Industry analysts Gartner claims talent shortages are acting as a barrier to the adoption of new technologies. The details are revealed in the recent report 2021-2023 Emerging Technology Roadmap for Large Enterprises (Gartner login required). It shows that 64% of IT executives believe the talent shortage is their biggest barrier compared to just 4% in 2020. That is a significant change over the period of a year.
The Gartner press release states: “there are six technology domains that are affected.” At the top are IT Automation (75%) and digital workplace technologies (41%). The other four domains are compute infrastructure and platform services, security, network and storage and databases.
According to Yinuo Geng, research vice president at Gartner: “The ongoing push toward remote work and the acceleration of hiring plans in 2021 has exacerbated IT talent scarcity, especially for sourcing skills that enable cloud and edge, automation and continuous delivery.
“As one example, of all the IT automation technologies profiled in the survey, only 20% of them have moved ahead in the adoption cycle since 2020. The issue of talent is to blame here.”
What is strange here is Geng suggesting that remote work is a talent inhibitor. Many organisations seem increasingly willing to allow people to work remotely going forward but not IT managers. It seems they have a lack of trust and faith in their staff. Perhaps this is a major contributor to a lack of talent?
However, it is not just talent that is holding companies back. Respondents also cited implementation cost (29%) and security risks (7%) as barriers to adopting new technology.
Talent shortage not stopping plans to invest in technology
Interestingly, despite concerns over talent shortages, it seems that companies are keen to invest in emerging technology. 58% plan to increase their technology investment in 2021 compared to 29% in 2020.
At the same time, infrastructure and operations (I&O) teams have seen faster deployment than ever before. The report claims that they expect all technologies currently in deployment to be adopted within six to eighteen months. While those are improved timescales, it does raise questions over the ability of organisations to adopt and deploy this technology. Eighteen months is a considerable period over which to phase technology deployment. After years of organisations saying they are becoming more agile, this seems like a backward step.
According to the report, “In 2021, 82% of IT leaders either agree or strongly agree that business leaders outside of IT influence emerging technology adoption decisions across all technology domains evaluated.”
Given that external pressure, will we see those timescales come down quickly? After all, talk to business units, and they want new technology now as they see it as a competitive advantage.
Where is the effort going?
Gartner lists an extensive raft of technologies across all six domains in the report. They are further broken down into deployment completion 2021, 2022 and in pilot. What is surprising is how many are ranked as having a significant deployment risk.
For example, Cloud Security Access Brokers (CASB) is a technology that has been around for several years. Gartner says it will reach the deployment phase in 2021. However, it then goes on to say the deployment is high risk. It implies that for most organisations, success is more likely in 2022 or beyond.

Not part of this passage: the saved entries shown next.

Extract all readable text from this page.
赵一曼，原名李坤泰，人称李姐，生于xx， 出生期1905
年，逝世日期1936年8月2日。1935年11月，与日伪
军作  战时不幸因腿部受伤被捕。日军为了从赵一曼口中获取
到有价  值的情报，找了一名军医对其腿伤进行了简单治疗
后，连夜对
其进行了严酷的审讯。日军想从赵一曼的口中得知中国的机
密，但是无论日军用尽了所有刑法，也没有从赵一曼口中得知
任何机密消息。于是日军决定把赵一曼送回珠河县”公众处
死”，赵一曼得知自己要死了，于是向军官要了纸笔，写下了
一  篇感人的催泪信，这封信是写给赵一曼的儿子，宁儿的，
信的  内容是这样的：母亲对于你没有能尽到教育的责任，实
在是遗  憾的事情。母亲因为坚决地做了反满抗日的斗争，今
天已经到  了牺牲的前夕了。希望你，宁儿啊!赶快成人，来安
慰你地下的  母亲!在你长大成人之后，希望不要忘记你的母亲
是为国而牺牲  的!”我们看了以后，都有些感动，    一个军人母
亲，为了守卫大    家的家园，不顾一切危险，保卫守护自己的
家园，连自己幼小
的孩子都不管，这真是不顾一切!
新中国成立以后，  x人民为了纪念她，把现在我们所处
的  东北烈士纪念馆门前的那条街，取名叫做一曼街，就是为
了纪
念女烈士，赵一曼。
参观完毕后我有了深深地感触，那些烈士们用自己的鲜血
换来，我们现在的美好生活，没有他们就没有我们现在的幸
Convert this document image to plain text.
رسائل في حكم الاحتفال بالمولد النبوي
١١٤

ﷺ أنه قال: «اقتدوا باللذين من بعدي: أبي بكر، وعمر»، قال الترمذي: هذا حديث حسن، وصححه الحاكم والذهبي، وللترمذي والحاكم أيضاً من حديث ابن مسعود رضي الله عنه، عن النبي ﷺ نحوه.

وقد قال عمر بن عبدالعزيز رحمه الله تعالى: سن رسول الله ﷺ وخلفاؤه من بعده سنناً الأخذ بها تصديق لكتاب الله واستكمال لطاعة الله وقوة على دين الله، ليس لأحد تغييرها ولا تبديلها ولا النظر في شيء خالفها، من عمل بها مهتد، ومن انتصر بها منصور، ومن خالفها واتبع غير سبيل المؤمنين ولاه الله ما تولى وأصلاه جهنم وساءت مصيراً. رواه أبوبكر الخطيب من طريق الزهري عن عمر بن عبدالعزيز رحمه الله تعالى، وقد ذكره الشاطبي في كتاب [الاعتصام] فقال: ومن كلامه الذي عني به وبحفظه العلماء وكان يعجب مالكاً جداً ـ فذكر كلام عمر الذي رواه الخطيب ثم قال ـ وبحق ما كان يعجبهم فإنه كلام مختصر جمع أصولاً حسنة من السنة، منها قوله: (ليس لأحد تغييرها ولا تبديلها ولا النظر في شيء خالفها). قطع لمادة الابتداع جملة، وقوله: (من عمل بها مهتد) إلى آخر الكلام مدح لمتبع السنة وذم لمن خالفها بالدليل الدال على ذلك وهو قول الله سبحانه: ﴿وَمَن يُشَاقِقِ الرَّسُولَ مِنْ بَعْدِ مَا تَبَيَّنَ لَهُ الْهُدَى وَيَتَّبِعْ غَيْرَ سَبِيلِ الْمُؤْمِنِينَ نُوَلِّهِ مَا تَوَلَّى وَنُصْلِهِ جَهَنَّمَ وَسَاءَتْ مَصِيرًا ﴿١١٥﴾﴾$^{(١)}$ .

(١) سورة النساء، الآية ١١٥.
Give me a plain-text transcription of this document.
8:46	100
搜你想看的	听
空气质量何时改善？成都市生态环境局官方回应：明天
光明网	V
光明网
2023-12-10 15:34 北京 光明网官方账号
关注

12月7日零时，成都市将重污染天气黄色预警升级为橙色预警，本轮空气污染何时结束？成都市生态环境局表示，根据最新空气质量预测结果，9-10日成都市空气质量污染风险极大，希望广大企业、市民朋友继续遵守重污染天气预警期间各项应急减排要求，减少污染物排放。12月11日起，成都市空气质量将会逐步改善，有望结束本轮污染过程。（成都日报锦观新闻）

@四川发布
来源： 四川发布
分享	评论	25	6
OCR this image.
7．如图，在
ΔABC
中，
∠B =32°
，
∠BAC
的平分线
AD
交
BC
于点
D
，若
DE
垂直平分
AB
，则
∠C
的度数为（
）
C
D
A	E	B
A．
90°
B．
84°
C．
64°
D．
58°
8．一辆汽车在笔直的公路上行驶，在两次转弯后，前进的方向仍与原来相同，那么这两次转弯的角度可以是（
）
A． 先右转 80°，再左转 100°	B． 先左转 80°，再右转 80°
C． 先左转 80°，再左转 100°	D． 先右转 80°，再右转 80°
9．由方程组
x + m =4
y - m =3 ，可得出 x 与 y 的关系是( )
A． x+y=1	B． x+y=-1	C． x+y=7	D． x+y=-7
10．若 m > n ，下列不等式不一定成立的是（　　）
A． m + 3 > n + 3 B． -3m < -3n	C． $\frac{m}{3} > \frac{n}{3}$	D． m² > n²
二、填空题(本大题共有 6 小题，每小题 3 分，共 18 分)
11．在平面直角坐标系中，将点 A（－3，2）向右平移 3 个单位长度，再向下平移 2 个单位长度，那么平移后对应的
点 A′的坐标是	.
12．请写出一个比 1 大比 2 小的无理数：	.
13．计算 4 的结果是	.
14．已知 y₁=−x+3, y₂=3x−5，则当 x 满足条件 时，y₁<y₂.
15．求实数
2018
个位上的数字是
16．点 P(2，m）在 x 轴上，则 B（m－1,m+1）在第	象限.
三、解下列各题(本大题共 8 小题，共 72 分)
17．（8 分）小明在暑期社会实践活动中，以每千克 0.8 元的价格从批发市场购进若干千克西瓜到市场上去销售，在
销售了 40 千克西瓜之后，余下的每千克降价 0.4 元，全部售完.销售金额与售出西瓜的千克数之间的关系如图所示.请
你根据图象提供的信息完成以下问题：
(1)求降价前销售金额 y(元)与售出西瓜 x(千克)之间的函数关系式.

A similar story exists when it comes to IT automation. Cloud migration tools and Network Automation and Orchestration tools are also set for the deployment phase in 2021. Again, they are seen as having a significant deployment risk.
On the positive side, Digital Experience Monitoring (DEM), Endpoint Detection and Response (EDR), Edge Networking and Container Management are due for successful completion in 2021.
2022 also looks to be an interesting year with fewer risky deployments than 2021. Container networking, Static Application Security Testing (SAST) and Distributed Cloud Systems (DCS) are all expected to deploy successfully. However, Cloud UC (UCaaS) and Digital Adoption Solutions are much riskier, suggesting a rocky road ahead for digital workplace plans.
There are also many concerns over technologies in pilot. The security, digital workplace, and IT automation domains have several technologies due for deployment that are rated very risky. However, if other technologies do complete on time, IT talent can be redirected to help with those projects in pilot.
Enterprise Times: What does this mean?
There will always be a talent shortage in technology because it takes time to train skilled workers. The problem is that many large organisations are used to relying on their salary power to gut small to mid-sized firms that have invested in training. Over the last 18 months, that pipeline has dried up as those firms have furloughed staff and not invested as much as before. If large enterprises want to solve the problem, they need to start investing in training new talent.
Of greater concern, however, is the issue of remote working. The report states: “The push toward remote work in 2020 and the acceleration of hiring plans in 2021 has exacerbated IT talent scarcity for enterprises, especially for sourcing skills that enable cloud and edge, automation and continuous delivery.”
The report fails to offer any validation of its claim that remote working has exacerbated IT talent scarcity. For example, in the security domain, remote working is already seen as an acceptable norm for many enterprises. That said, there is evidence that MSSPs are looking for more desk time in the SOC for security analysts.
It seems that companies need to adjust their expectations to meet those of the talent pool. If you don’t offer remote working, you won’t get the staff you need. The only alternative then becomes paying much higher rates than other people. That seems like a ridiculous sum zero game that will only lead to cost overruns with no guarantee it will improve the ability to deploy new technologies.